I have egg on my face.  I was doing some organizing of the large room that serves as my studio, office and storage area and found a painting that had been missing for nearly a year.  The painting had been at a local gallery where it was being scanned for reproductions, a process that took months in itself, and then when the scan was finally ready, the painting had vanished, and neither gallery or myself had any record or memory of the painting's whereabouts. 

Out to Pasture - watercolor 20" x 28" by Angela Fehr

I am thrilled to have my painting back.  Seeing it again was like looking at an old friend's loved and familiar face,dearer than remembered.  I'm not so thrilled that I have to phone the gallery tomorrow and apologize for not remembering that I had taken it back into possession.  I will be asking the gallery about their usual policy for record-keeping; other galleries I have worked with have had me sign in and sign out my artwork and I'm surprised this wasn't done here.  But my own record keeping is also at fault.
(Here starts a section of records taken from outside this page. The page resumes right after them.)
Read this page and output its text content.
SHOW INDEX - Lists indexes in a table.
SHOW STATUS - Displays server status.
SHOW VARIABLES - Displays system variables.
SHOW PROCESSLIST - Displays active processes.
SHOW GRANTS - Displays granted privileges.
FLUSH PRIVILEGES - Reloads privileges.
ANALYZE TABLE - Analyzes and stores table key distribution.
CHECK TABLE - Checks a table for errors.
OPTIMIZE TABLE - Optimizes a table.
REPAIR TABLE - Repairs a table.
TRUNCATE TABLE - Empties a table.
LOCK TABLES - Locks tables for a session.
How do you inventory your art?  I am not currently a prolific painter - at under ten paintings a year it shouldn't be hard for me to keep an inventory list, and surely modern technology should help with this.  While I like to think I have a good handle on the mechanics of art as a business, I fall short when it comes to keeping inventory and planning work for exhibitions.  I want to use this particular episode as a motivator to me to get my art into a database, including its current whereabouts and history.